Bad Bunny and Harry Styles led Sony to big gains in current market share in 2022, while Republic's huge fourth quarter helped it end the year on an upswing.

With 2022 now officially in the books, the U.S. market share report is in: With Bad Bunny, Lil Nas X and Harry Styles leading the way, it was a banner year for Sony Music, as it gained in both overall market share and, more drastically, in current market share on the leading Universal Music Group, narrowing the gap among releases less than 18 months old to 6.58% in 2022 — a chasm that stood at 13.7% at the end of 2021.

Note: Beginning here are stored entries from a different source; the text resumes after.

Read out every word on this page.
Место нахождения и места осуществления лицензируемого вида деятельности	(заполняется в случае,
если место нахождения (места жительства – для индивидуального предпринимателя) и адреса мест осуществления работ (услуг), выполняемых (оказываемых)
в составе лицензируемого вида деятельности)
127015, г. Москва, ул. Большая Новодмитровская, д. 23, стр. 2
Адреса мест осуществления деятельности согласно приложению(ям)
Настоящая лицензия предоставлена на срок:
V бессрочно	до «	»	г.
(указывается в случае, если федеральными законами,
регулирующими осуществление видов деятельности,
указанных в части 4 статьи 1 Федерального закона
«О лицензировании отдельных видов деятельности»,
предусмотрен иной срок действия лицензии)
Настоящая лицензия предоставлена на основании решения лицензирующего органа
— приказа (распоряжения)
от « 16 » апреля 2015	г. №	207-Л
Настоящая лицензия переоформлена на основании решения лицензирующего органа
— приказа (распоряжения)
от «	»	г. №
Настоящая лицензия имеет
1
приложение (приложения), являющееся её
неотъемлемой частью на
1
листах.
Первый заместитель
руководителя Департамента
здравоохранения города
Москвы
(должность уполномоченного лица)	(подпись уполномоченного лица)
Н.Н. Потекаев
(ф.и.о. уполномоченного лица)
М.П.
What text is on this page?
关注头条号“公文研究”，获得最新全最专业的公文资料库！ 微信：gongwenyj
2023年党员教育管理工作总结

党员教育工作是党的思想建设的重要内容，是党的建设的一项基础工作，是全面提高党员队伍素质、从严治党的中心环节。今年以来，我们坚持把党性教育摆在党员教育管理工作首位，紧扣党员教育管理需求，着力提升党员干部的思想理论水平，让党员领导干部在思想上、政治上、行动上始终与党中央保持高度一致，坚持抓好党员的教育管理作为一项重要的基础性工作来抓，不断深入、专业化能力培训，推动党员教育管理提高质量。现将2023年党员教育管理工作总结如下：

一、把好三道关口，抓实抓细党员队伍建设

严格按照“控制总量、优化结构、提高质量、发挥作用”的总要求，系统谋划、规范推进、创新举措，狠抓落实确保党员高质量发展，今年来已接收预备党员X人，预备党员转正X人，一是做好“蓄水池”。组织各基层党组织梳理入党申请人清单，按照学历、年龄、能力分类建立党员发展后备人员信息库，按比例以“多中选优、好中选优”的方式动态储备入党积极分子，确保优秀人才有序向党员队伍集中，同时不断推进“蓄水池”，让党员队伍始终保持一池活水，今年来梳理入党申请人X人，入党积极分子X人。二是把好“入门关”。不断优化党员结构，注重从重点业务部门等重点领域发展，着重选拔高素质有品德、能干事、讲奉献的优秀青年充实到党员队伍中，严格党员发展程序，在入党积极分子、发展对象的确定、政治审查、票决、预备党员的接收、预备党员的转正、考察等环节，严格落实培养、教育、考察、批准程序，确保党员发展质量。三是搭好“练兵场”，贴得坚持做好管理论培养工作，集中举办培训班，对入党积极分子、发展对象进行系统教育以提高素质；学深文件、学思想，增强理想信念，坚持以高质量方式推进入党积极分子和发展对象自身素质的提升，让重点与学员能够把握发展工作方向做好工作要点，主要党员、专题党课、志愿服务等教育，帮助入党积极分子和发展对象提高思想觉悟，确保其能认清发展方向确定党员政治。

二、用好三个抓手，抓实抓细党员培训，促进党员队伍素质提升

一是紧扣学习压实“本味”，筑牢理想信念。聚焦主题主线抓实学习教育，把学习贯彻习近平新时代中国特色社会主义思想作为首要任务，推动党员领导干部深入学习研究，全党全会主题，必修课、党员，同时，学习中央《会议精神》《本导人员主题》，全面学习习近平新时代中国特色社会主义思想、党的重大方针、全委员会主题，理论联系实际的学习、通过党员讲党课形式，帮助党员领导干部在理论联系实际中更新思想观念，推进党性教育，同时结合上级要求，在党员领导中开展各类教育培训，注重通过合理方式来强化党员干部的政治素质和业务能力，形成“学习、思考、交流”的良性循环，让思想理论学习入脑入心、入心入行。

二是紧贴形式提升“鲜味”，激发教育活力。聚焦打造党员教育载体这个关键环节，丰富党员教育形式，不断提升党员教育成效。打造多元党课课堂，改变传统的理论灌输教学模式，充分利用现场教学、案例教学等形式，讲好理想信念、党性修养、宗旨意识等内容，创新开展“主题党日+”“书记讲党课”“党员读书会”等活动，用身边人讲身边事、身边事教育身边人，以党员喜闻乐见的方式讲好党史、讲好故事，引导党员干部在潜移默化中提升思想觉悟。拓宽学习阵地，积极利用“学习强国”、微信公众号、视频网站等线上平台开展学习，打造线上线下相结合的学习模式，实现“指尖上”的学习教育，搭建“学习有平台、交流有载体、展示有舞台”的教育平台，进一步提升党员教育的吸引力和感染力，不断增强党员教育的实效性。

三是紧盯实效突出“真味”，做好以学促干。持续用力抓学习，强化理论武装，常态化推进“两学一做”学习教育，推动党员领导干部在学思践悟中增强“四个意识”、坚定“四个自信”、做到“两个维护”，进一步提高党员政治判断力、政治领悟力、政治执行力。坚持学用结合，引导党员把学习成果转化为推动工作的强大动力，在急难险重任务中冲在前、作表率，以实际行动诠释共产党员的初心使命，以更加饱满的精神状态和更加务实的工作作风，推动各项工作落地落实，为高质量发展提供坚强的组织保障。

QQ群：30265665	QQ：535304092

But there was good news for UMG, too, as Republic Records rode a red-hot fourth quarter — led by Taylor Swift’s Midnights, the No. 2 album of 2022 despite only being released in October — to rank No. 1 among labels in current market share for the entirety of 2022, coming in at 10.38%. That makes it the only label to top double digits in the final ranking of the year. And UMG maintained a double-digit lead in overall market share over second-place Sony, leading 37.54% to 26.87% despite the latter’s gains throughout the year. Interscope Geffen A&M finished the year as the No. 1 label in overall market share once again, coming in at 9.63%, though it was down from the 10.08% share it held at the end of 2021.

Sony’s overall market share grew 0.76% year over year — up to 26.87% in 2022 from 26.11% in 2021 — marking a big stride forward for the music group. That gain was largely at the expense of Universal Music Group, which dropped 0.66% year over year, from 38.20% in 2021 to 37.54% at the end of 2022. Meanwhile, Warner Music Group’s market share grew from 16.06% in 2021 to 19.05% in 2022, though that is not an apples-to-apples comparison; this year, Warner-owned distributor ADA — which distributes dozens of independent labels — was factored into WMG’s market share, adding 2.96% to its total and accounting for almost all of Warner’s jump. (The move more accurately aligns Warner’s distributed market share with the other majors, which also include their distribution wings in their totals.) That switch also explains the commensurate dip for the indie sector, which fell from 19.63% in 2021 to 16.54% in 2022.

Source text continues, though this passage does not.